Зазвонил телефон. Господи, какая же она дуреха, ведь можно заказать лекарства по телефону. Кто там решил вспомнить о бедной девушке? Если опять звонит Кирилл, она не станет отвечать. Добьет своим нытьем, а ей, несмотря на плохое самочувствие, жить хочется. Надо же, господин Балашов. Лиза не знала, радоваться ей или плакать. Она так долго ждала этого звонка, столько о нем мечтала, что сейчас не понимала, как себя вести. К тому же проклятый грипп совершенно лишил ее сил и выбил из привычной колеи. Ноги стали совсем ватными, и она без сил присела на диван.
– Да, – хрипло выдавила из себя. На это еще сил хватило, и то хорошо.
– Лиза, здравствуйте. Что у вас с голосом? – обеспокоенно спросил Никита Александрович.

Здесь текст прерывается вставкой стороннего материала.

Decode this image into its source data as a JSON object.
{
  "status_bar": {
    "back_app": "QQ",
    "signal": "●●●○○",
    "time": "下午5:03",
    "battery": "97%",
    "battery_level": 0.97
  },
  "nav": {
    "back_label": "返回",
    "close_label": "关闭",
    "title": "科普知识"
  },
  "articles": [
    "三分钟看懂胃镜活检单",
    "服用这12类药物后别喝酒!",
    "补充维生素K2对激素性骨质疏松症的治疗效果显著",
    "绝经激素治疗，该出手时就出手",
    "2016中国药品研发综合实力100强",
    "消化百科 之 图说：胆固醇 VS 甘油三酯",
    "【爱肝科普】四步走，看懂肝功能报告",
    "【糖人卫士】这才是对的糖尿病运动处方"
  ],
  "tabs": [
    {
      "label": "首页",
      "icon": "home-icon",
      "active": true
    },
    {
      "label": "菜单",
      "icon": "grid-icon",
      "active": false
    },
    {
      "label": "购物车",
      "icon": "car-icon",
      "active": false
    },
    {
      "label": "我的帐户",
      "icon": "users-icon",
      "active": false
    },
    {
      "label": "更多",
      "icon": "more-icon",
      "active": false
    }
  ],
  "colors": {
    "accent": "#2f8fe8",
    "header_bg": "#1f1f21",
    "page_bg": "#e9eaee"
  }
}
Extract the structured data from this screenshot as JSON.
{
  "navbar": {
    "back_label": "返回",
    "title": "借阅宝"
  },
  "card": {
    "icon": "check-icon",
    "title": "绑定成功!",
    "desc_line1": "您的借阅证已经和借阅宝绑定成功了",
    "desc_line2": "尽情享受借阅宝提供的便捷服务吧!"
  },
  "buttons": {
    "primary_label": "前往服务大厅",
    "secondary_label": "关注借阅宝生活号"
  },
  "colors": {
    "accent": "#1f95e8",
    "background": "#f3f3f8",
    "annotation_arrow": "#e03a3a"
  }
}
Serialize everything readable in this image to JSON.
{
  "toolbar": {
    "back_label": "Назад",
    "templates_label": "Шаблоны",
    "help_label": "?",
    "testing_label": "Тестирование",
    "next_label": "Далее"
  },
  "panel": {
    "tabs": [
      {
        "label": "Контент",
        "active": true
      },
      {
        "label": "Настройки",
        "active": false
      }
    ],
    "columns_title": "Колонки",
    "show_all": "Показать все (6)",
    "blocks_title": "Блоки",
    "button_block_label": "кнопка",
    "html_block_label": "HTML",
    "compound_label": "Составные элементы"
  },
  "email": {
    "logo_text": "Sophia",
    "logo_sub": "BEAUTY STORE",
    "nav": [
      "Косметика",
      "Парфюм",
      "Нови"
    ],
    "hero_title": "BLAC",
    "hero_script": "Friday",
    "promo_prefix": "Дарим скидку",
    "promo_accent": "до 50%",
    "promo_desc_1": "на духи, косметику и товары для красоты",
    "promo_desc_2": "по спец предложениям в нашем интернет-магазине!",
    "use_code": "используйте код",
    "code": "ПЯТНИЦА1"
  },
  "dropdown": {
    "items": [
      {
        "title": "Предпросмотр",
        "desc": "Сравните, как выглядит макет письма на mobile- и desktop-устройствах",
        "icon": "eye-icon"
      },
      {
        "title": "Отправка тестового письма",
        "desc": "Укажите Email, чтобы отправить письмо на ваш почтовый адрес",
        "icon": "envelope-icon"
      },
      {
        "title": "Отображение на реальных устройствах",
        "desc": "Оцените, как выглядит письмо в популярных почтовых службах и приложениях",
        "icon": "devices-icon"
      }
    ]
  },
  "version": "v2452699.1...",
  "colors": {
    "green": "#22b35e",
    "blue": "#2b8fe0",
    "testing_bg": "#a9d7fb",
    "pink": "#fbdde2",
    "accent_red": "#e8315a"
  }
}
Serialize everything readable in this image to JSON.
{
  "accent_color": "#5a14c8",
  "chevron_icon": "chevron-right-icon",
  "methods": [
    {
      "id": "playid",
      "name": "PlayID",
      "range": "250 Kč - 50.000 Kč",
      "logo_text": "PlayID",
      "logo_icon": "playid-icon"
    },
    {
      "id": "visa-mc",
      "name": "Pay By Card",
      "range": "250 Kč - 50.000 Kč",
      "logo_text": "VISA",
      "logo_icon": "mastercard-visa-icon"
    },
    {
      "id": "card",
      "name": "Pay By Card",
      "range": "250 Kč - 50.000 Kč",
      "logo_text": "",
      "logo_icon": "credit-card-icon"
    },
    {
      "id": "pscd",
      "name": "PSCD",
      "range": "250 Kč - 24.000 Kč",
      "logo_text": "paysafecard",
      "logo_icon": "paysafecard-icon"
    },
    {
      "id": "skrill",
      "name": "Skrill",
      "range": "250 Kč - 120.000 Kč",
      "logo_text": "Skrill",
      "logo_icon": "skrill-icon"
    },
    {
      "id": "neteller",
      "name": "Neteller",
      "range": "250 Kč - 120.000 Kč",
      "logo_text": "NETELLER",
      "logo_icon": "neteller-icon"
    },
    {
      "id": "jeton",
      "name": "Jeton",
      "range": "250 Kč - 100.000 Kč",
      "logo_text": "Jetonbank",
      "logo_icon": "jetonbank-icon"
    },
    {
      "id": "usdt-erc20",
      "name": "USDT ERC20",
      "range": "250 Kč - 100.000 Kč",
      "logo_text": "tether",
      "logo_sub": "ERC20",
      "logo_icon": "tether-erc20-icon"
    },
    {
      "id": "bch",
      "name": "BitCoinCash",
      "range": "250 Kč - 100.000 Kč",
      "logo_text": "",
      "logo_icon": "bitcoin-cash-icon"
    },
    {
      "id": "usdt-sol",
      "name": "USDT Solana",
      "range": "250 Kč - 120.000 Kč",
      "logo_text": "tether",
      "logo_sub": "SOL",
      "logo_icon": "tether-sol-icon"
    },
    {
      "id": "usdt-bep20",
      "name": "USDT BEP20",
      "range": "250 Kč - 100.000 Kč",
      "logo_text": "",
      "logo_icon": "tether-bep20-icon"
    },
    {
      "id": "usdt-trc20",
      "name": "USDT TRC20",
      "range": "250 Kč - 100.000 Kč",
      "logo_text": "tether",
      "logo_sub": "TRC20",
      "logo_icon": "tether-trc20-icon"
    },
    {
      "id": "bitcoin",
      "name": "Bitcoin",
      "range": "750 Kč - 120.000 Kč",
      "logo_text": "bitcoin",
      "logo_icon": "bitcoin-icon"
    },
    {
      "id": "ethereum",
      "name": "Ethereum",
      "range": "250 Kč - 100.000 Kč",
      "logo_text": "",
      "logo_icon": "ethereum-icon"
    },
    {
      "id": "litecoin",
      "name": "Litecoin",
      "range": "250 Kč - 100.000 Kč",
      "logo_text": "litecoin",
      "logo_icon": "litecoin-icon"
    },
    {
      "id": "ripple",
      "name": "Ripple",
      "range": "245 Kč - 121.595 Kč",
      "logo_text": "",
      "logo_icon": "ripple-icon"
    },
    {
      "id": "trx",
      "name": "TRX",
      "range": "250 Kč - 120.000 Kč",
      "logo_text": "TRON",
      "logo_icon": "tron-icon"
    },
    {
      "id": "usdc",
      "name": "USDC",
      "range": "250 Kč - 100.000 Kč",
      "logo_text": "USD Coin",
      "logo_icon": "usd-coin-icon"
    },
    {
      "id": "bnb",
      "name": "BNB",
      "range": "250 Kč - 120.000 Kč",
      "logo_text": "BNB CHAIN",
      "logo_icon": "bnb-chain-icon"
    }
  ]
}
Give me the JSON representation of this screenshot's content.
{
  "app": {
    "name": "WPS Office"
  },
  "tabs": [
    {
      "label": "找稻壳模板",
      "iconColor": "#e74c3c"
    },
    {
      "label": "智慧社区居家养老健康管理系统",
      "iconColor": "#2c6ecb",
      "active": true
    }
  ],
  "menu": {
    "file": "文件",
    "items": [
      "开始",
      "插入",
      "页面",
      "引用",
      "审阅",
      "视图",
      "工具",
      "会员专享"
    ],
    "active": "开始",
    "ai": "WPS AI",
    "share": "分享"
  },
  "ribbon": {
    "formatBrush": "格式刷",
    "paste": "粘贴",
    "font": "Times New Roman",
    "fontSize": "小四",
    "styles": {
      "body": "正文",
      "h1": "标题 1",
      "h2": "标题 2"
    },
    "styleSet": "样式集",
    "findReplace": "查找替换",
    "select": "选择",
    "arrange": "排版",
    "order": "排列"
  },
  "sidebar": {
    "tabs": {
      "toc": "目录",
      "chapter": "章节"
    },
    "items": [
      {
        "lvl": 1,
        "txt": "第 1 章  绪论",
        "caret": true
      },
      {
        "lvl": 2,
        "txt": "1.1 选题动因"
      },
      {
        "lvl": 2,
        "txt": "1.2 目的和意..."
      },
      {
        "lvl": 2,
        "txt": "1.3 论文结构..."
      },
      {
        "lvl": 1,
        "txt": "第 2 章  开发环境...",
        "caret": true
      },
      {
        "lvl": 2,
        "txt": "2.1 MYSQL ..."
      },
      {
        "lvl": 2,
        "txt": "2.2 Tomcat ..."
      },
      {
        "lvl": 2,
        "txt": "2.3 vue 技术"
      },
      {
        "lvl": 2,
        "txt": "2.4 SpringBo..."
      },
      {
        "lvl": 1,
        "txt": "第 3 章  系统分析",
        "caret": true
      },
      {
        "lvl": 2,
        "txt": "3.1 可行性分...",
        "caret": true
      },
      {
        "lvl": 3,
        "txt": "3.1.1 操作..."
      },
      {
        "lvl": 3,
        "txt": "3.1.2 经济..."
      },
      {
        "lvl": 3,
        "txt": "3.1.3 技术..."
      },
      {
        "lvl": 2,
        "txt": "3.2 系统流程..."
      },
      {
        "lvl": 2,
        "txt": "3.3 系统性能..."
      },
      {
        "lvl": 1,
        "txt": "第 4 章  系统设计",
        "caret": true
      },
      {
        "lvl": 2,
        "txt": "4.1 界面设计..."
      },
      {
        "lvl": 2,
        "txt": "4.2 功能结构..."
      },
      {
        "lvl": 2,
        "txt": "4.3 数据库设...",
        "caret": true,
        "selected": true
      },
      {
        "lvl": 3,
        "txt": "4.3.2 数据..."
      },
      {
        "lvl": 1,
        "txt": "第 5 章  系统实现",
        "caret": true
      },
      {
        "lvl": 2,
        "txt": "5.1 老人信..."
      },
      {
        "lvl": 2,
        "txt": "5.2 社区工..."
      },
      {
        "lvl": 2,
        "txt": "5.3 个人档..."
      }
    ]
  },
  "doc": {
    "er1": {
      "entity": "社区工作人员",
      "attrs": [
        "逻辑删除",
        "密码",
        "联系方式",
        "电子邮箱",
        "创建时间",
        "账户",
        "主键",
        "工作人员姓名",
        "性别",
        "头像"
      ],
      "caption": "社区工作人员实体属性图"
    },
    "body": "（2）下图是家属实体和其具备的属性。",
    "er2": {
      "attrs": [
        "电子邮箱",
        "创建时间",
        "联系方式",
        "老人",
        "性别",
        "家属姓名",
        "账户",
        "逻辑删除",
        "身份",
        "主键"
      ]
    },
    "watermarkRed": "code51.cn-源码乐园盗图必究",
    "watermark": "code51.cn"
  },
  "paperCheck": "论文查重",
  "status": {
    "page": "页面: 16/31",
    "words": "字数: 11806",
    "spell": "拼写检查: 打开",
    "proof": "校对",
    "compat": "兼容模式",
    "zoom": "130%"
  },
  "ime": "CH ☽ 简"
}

Нормально. Бросил девушку на произвол судьбы, пропал на несколько долгих и мучительных недель, а теперь его страшно интересует, что произошло с ее голосом. Опять выкает. Страшно далекий и страшно чужой.
– Болею. Грипп, – прохрипела Елизавета в трубку.
– Это очень грустное обстоятельство, – посочувствовал Балашов.
– А вам-то почему грустно? Вы здоровы и счастливы. Это я лежу на диване вся из себя одинокая, сопливо-чихающая и простуженная. Некому стакан воды подать, – пожаловалась Елизавета.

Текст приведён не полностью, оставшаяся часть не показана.